# Mandatory sleep-aboard?



## CaribDream (Jan 29, 2013)

Exploring options and just off the phone with Sunsail. The agent told me charters start at 6pm with a mandatory sleep-aboard. Is this new? With other companies, I was planning to arrive in the morning and launch in the later afternoon.


----------



## Donna_F (Nov 7, 2005)

That doesn't leave you a lot of time to get provisions loaded, checked, forgotten items retrieved, attend the captain's talk (set times at Sunsail), the boat safety check (I made them replace some rigging bits) and other mandatory stuff they have you do before you leave.

I think you'll have a more relaxing time if you stay the night before.


----------



## knotnow (Dec 10, 2010)

Yep, Sunsail seems to have a kind of different format BUT you really want to do a sleep aboard. You will take a lot of stress out of your first day by coming to terms with the lady that will take care of you that week. When I do deliveries I’m always more comfortable spending multiple days checking her out.
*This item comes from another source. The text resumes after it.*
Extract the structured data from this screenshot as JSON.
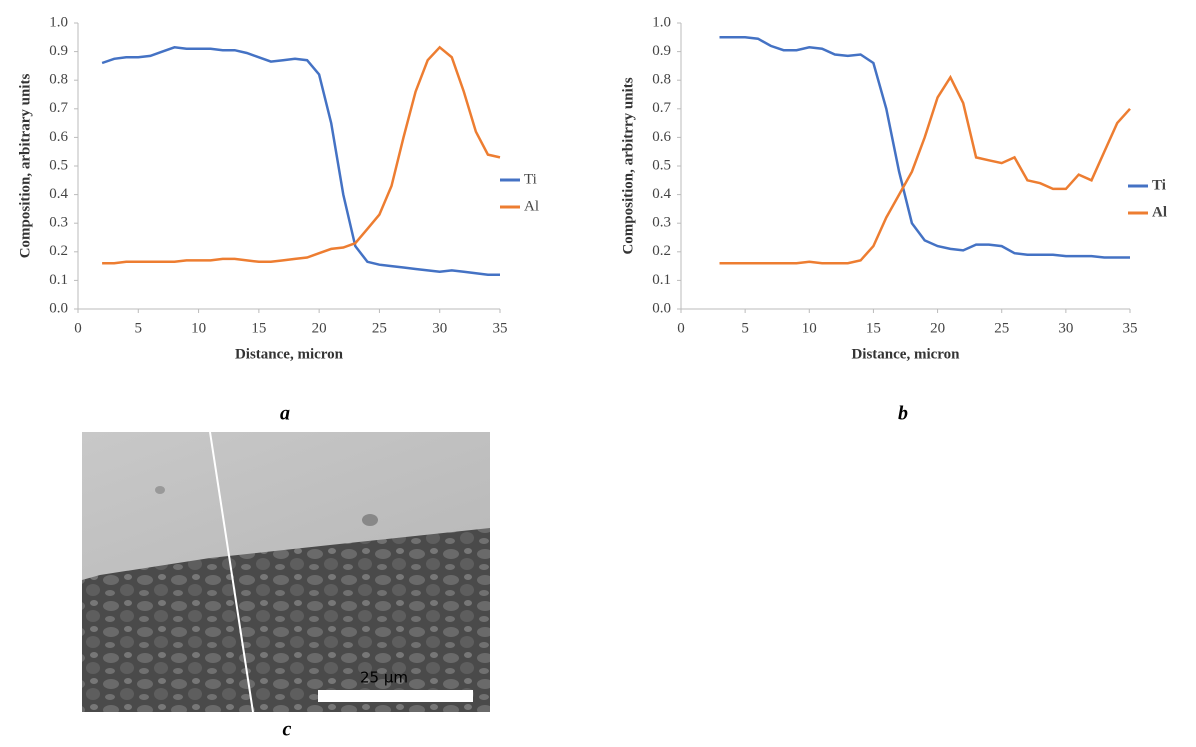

You don’t want to get behind the curve trying to figure out whats/where when it hits the fan.


----------



## Donna_F (Nov 7, 2005)

We had dinner at the restaurant at Sunsail Tortola. John loved his meal so much that he found and thanked the chef.


----------



## -OvO- (Dec 31, 2011)

Mandatory seems odd, but I agree that it's a good idea. Gives you time to check over everything thoroughly and make sure that all the bits function without feeling pressed for time. (and figure out where everything is so you can ace your check-ride in the morning and convince that mandatory two-day skipper that he isn't going to be needed).


----------



## Minnewaska (Feb 21, 2010)

I've done it both ways, sleep aboard the night before and arrive the day of departure. I would never, ever arrive the day of departure ever again. What a different experience. Just sleeping aboard gets you acclimated to the ship and groceries arrive while you're having coffee, rather than worrying whether you are going to get there before they do. It's vacation.


----------



## Tim R. (Mar 23, 2003)

Have always done first night sleep aboard(never mandatory even with Sunsail in 2009). You arrive and get on the boat, have some drinks, go to a local place for some yummy BBQ and start planning where to go the first day. Arriving day of is stress filled trying to get all forms signed, groceries, charter briefing, fins that fit, etc. Then you feel obligated to get out and to your first anchorage and you are exhausted.

Remember, you will be living by island time that week. First and most important thing to do is make sure you do not rush through the arrival airport. Take your time and sample all the free rum drinks you can


----------



## nolesailor (Oct 29, 2009)

From my experience the last two years with Sunsail in the BVI...the sleepaboard the night before was mandatory...and you couldn't pick up the boat until 6 PM....they do have a place for you to store your luggage in the meantime. The briefings all occur the next morning, and you can generally get out of there shortly afterwards. That sleepaboard will count as the first night of your charter, so you may want to plan accordingly (i.e. add an extra day, as one night will be spent at their dock)...

While a sleepaboard the night before is great...much less stress really...it's been my experience that it is usually a reduced rate the night before your charter begins...and does not normally count as a charter night - as occurs with Sunsail.


----------